Position yourself under a pull-up bar. Grasp it with an underhand grip and hold your hands a little narrower than shoulder width apart. Begin the exercise by hanging with your knees bent and ankles crossed. Keeping your core engaged and your back straight, pull your weight up until your chin is level with the bar and focus your eyes on it. Hold for a moment, then slowly return to the starting position. Keep your arms slightly bent to maintain tension.

3A. Kettlebell Box Squat x 8 reps

Position yourself with a box (or bench) behind you and feet shoulder-width apart. Hold the horns of a heavy kettlebell against your chest. Hang on your hips and bend your knees to lower yourself toward the box. Keep your back as straight as possible as you crouch, then pivot your torso slightly forward before sitting down for a controlled, even landing. Reverse the movement and push up with your legs and buttocks to return to the starting position.
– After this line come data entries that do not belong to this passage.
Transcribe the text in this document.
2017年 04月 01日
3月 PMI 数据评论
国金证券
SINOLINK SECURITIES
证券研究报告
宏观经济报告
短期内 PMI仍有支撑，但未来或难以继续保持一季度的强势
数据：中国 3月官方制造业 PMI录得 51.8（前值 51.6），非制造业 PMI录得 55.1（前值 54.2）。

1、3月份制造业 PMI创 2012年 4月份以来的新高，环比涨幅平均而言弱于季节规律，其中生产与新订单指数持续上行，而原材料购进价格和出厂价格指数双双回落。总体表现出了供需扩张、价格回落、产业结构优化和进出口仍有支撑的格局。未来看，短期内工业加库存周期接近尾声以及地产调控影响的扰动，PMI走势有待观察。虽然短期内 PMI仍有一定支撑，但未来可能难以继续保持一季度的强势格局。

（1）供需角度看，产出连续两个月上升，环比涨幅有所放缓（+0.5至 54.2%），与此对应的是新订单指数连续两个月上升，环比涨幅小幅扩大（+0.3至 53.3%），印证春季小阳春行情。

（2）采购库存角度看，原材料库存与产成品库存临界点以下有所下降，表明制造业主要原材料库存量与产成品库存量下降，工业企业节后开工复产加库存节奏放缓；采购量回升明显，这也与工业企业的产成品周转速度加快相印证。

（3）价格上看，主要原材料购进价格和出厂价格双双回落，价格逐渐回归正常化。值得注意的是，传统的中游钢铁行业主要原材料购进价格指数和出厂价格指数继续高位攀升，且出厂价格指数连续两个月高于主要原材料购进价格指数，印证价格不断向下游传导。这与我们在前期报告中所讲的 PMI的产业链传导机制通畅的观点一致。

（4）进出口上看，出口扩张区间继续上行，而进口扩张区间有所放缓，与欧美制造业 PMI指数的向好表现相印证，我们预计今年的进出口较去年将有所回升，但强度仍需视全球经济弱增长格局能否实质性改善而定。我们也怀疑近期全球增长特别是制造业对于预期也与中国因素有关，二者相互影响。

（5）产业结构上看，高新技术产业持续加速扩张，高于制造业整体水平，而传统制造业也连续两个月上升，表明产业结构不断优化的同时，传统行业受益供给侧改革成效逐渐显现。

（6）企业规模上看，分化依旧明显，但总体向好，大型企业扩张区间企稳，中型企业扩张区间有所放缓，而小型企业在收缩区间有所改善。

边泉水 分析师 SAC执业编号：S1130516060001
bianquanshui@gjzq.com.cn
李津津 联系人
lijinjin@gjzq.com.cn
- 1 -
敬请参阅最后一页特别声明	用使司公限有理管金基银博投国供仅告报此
3B. StupidBell bottom press x 10 repetitions

Choose a pair of dumbbells that are challenging but manageable in weight. Sit on the floor with dumbbells on either side, then lie on your back. Bend your knees to a comfortable position with your feet flat on the floor. For a press, stand up like a weight bench, triceps against the floor, elbows bent 90 degrees. Push your arms toward the ceiling until your arms reach the latch and support your core with the movement. Hold for a moment, then slowly return to the starting position.

4A. Alternate lunges x 10 repetitions per side

Stand with your feet close together, medium to heavy dumbbells in both hands. Lunge your right foot behind you and land with the foot pad on the floor, heel raised, as you bend both legs 90 degrees. Hold for a moment, then forcefully return to standing and travel through the heel of your front leg. Switch sides with each repetition.

4B. Dip to Knee Tuck x 10 reps

Position yourself on a diving machine or between two diving poles. Grab the bars and raise your weight until your arms are fully extended and your body is aligned. Bend your knees and cross your ankles. Keep your back straight as you bend at your elbows to dive down and hold them tightly by your sides (not flared). Continue the movement until your elbows are bent 90 degrees. Take a short break, then return to the starting position. From here, attack your core as you lift your knees towards your chest. Hold for a moment and bring your knees back to the starting position.